Opposition parties have a bit of a different take, arguing that it’s a desperate attempt to consolidate power while political rallies for any challenger are made a little tricky by the five-people limits on public gatherings.
Mind you, there’s not much chance that Lee’s ruling People’s Action Party won’t win, since they have done in every election since 1965. Sure, they pulled their worst result at the last election but that was still a comfortable 60%.
But while the result probably won’t be a shock, it’s at least an impressive lesson in organisation. While Australian election campaigns run for weeks and American ones seem to start the day after inauguration, Singapore is throwing its together in a bit over a fortnight.
Most successful BBQs require a longer lead time.
Little fluffy clouds
As Australia gently moves through winter, or what future generations will know as “the bushfire pause”, it’s worth casting an eye back over our shoulders to see what last summer wrought upon us and what terrifying records we might come in 2020-21.
Mind you, we’ve got a hard act to follow. A new study published in Geophysical Research Letters concluded that the smoke from our summer bushfires was not only the largest smoke-vomit ever recorded (producing up to 900,000 metric tonnes of the stuff), but it rose higher than any known fire event, might have actually disrupted the ozone layer and potentially left a “chemical scar” on the stratosphere, and still hasn’t dissipated in the high atmosphere months later.

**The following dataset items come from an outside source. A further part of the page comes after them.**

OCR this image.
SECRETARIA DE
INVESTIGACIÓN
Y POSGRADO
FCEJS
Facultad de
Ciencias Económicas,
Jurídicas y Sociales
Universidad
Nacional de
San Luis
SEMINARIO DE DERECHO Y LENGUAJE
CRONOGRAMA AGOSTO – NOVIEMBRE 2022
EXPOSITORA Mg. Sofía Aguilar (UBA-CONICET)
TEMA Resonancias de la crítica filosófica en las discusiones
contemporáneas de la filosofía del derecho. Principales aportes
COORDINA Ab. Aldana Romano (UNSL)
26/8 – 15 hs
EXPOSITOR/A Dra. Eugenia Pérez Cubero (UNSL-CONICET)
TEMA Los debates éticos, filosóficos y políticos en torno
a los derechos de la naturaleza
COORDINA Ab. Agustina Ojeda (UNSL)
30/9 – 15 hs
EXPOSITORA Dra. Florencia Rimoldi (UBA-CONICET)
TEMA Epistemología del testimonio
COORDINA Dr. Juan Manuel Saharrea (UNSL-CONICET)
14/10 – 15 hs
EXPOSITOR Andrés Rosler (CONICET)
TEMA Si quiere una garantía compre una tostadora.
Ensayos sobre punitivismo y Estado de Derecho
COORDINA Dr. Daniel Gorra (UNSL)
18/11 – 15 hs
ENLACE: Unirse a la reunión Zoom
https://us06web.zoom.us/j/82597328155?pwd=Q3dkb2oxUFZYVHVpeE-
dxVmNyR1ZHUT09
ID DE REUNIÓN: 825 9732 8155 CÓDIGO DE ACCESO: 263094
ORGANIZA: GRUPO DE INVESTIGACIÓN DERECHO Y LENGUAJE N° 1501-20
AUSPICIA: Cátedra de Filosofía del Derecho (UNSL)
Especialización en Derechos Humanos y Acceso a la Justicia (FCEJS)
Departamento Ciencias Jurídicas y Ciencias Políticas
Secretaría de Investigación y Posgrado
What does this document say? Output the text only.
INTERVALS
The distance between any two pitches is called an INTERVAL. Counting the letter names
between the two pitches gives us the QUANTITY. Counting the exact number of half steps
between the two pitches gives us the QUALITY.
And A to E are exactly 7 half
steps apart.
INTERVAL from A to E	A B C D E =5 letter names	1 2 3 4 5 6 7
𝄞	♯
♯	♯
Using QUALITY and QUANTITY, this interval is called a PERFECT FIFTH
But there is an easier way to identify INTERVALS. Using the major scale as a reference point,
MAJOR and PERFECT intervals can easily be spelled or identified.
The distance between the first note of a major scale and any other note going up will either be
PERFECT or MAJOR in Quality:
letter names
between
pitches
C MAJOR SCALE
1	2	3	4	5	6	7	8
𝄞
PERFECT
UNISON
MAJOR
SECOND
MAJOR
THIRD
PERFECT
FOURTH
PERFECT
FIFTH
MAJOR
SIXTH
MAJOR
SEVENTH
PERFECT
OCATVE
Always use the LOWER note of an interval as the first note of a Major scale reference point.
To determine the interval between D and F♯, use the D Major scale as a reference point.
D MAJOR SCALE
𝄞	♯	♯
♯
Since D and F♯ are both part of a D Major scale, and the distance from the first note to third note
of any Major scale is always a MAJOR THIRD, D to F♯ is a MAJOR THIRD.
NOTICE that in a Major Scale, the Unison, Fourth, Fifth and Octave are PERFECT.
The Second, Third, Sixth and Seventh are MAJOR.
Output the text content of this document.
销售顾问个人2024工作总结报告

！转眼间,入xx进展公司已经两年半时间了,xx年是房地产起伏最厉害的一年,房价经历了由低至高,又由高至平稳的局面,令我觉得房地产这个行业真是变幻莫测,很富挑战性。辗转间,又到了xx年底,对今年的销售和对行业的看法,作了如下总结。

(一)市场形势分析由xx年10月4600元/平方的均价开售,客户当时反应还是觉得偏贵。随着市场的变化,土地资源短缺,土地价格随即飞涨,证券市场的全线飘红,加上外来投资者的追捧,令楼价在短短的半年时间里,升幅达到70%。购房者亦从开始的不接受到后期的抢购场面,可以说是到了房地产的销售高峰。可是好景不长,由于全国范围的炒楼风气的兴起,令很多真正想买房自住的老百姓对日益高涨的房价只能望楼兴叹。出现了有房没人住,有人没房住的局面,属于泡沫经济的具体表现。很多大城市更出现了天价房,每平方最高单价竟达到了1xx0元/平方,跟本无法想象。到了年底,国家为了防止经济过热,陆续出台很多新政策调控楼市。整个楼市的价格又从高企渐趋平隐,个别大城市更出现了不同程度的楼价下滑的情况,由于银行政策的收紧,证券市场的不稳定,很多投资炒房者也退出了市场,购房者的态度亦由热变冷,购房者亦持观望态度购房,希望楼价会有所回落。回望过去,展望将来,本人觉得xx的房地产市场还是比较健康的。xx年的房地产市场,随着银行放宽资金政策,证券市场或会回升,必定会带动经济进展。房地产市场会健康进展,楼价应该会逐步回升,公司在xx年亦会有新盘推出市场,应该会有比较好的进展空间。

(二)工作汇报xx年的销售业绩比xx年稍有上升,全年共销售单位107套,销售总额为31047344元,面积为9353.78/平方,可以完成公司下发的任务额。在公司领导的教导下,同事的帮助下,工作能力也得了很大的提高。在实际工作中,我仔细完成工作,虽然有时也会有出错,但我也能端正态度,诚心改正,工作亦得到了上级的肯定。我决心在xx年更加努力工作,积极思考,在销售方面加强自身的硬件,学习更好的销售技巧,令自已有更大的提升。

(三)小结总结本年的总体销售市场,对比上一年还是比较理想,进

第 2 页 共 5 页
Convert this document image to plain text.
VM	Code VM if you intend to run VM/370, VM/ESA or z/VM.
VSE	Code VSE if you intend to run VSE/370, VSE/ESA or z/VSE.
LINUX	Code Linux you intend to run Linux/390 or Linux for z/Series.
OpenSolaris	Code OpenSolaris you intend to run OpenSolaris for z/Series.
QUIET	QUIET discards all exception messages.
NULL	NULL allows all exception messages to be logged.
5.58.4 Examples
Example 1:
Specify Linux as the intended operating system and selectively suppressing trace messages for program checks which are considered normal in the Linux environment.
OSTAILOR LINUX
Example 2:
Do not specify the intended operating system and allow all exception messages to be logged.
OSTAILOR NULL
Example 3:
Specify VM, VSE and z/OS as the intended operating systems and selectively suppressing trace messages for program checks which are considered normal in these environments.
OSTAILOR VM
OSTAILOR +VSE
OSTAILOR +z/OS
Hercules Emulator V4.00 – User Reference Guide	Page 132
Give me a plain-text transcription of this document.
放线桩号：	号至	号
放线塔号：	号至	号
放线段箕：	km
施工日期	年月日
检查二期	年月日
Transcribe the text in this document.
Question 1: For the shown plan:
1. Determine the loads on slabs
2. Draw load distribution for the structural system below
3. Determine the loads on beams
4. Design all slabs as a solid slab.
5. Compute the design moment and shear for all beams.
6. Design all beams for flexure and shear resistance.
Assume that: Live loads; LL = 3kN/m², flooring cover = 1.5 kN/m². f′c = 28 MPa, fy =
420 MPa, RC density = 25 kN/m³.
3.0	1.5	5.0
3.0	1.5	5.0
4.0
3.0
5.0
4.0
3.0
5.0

Also, the pyrocumulonimbus clouds that the bushfires created have delighted and astounded atmospheric scientists who are wondering “hey, what’s causing the 15-metre-per-second winds surrounding the rising smoke plume?”, unlike the rest of us who are more interested in “are we all doomed to perish in flame and which Elder God demands our blood fealty?”
Anyway, scientists, maybe your questions will be answered by whatever horrors await us in the months to come. Keep watching the skies!